If you’re elderly, a digital-only system can lock you out of services. If you’re a migrant, one outage can strand you at an airport. We spend hundreds of billions a year on cyber security and yet the volume of breaches is growing exponentially. The threat is growing faster than the billions spent. Look at Jaguar Land Rover and the airports in recent weeks. Now imagine that at national scale on an ID system tied to everything you need to live your daily life. Hackers could access thousands of ID cards and sell that information, compromising anyone’s right to work without their knowledge for years. And when you get denied NHS treatment because you bought too much alcohol or cigarettes? Or when your payment gets rejected at the supermarket because you’ve reached your carbon limits? Or when your bank refuses you cash because you’ve posted anti-government sentiments online? Why should I be legally required to have a mobile phone on me simply to identify myself? And as for the legalities, if people are not required to show this ID, what is the point? And if you don’t have a mandatory Digital ID what are the penalties, and how can they be proven if you don’t have to show the ID? It doesn’t exactly sound as if it’s been thought through, does it?

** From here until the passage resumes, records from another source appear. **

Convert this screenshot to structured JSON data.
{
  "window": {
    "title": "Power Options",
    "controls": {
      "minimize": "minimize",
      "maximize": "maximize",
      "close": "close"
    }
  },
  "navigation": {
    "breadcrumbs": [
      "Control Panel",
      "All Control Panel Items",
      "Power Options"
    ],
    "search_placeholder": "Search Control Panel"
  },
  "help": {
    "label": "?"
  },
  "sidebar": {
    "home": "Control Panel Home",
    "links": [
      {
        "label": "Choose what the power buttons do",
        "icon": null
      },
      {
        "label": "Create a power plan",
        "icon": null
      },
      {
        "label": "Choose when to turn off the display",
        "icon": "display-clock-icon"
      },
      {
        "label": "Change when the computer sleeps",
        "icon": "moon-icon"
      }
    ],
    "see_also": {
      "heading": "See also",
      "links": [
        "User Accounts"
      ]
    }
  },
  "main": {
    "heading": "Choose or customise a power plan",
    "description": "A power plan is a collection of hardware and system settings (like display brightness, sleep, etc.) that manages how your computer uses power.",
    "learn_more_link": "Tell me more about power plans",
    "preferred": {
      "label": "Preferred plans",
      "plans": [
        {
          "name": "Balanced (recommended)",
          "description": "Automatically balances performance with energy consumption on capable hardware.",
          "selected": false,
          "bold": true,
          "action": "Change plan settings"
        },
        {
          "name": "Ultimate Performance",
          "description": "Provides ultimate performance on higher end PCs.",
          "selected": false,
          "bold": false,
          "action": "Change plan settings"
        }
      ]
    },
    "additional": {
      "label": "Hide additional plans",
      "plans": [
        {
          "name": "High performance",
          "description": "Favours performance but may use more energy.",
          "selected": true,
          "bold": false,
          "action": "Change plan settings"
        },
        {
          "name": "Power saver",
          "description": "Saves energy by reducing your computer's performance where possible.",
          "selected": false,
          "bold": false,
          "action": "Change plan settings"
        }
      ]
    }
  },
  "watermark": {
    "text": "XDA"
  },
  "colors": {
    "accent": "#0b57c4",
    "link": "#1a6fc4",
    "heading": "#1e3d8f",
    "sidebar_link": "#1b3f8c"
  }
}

What if your data is simply erased, how will you prove your identity? The EU countries have physical electronic ID cards with chips. The UK wants to introduce a digital form only. Sounds extreme but anything is possible in these strange times, I mean, look at Trump.

One of the more worrying aspects is that it is a government IT scheme, which means it will be a disaster, will not be delivered on time if at all, but will cost us billions more than predicted. with estimates ranging from £1bn for setup and £100m annually to over £4.6bn for a full system, and doubts about delivery on budget without delays. Remember the debacle of ‘track and trace’? Look at what happened to the postmasters. Software error, cover ups, people criminalised, lives ruined. Where will we get the funds to pay for this as we’re already £40 billion in debt? More Taxes? Would it be less expensive to simply have a number tattooed on our arms? Why not just finish the job, and get to where we’re heading? Everyone should be chipped like cats and dogs. At least then stealing your identity (on OUR side of the fence) will be a little more difficult. Until Temu start selling do-it-yourself scanning and programming kits of course.

The way it is being rushed in hints at other reasons for this. Given Russia’s continual inability to live in the present and not try to regain lost empires, is war on the agenda? One reason given for National ID cards in 1939 was to ensure all able-bodied men (and women) of fighting age were listed and traceable. Given the mobility of people these days, being able to move around the country (and abroad), in order to conscript them for battle fodder, they will need to be traced, and, because your information from the NHS, political beliefs, etc. will all be available to the ‘recruiters’ how much easier will their job be?

This will be a fundamental change to how we live it should only be brought in after a referendum where the people have their say on it. It doesn’t matter if you’re Labour, Plaid Cymru, Conservative, Reform, or Green – the risk is the same. A universal Digital ID and automated tax would not stop fraud or immigration abuse, if passports and NI numbers don’t stop illegal workers, how will a Digital ID? However, it would expose every single citizen to systemic risk. And once it’s in place, you don’t get to opt out.

I’ve got a Birth Certificate, Driving Licence, Bus Pass (yes, I’m old!), a Passport, and an NI number. Why do I need more? Digital ID is only about control of the masses.